Bonsall MB., Wallace-Hadrill SM., Geddes JR., Goodwin GM., Holmes EA.
Bipolar disorder is a psychiatric condition characterized by episodes of elevated mood interspersed with episodes of depression. While treatment developments and understanding the disruptive nature of this illness have focused on these episodes, it is also evident that some patients may have chronic week-to-week mood instability. This is also a major morbidity. The longitudinal pattern of this mood instability is poorly understood as it has, until recently, been difficult to quantify.
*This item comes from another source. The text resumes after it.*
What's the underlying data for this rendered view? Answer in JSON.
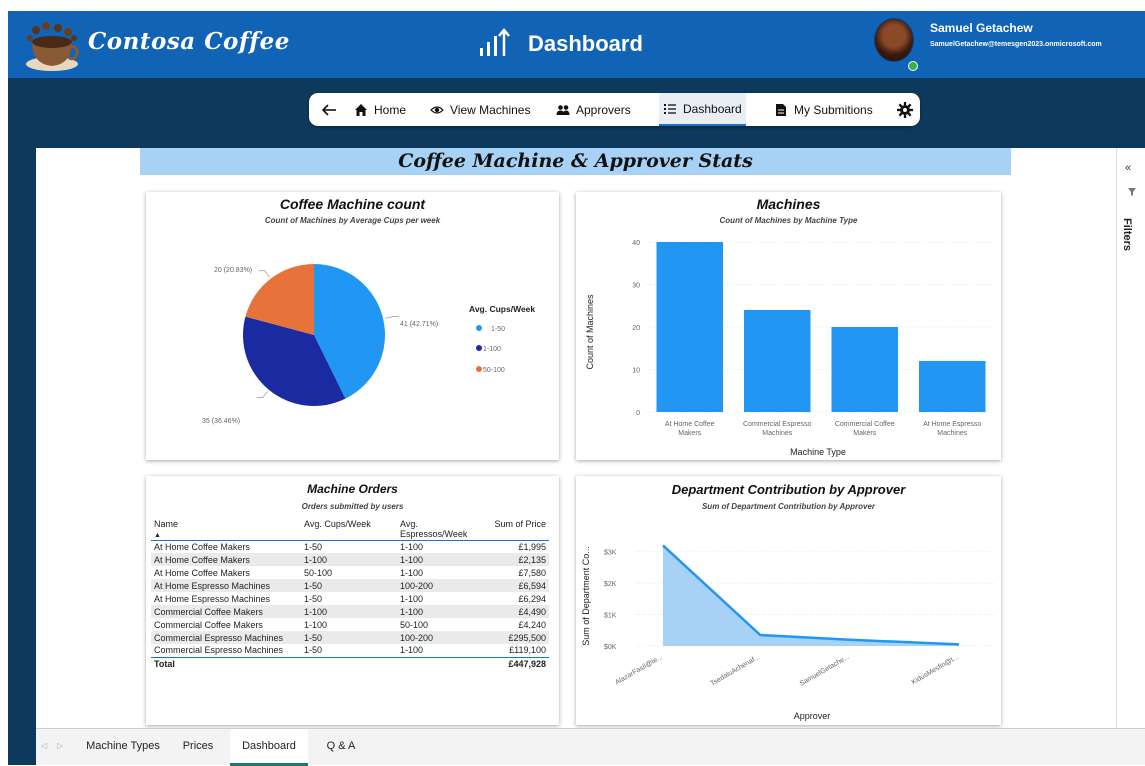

We propose that understanding this mood variability is critical for the development of cognitive neuroscience-based treatments. In this study, we develop a time-series approach to capture mood variability in two groups of patients with bipolar disorder who appear on the basis of clinical judgement to show relatively stable or unstable illness courses. Using weekly mood scores based on a self-rated scale (quick inventory of depressive symptomatology-self-rated; QIDS-SR) from 23 patients over a 220-week period, we show that the observed mood variability is nonlinear and that the stable and unstable patient groups are described by different nonlinear time-series processes. We emphasize the necessity in combining both appropriate measures of the underlying deterministic processes (the QIDS-SR score) and noise (uncharacterized temporal variation) in understanding dynamical patterns of mood variability associated with bipolar disorder.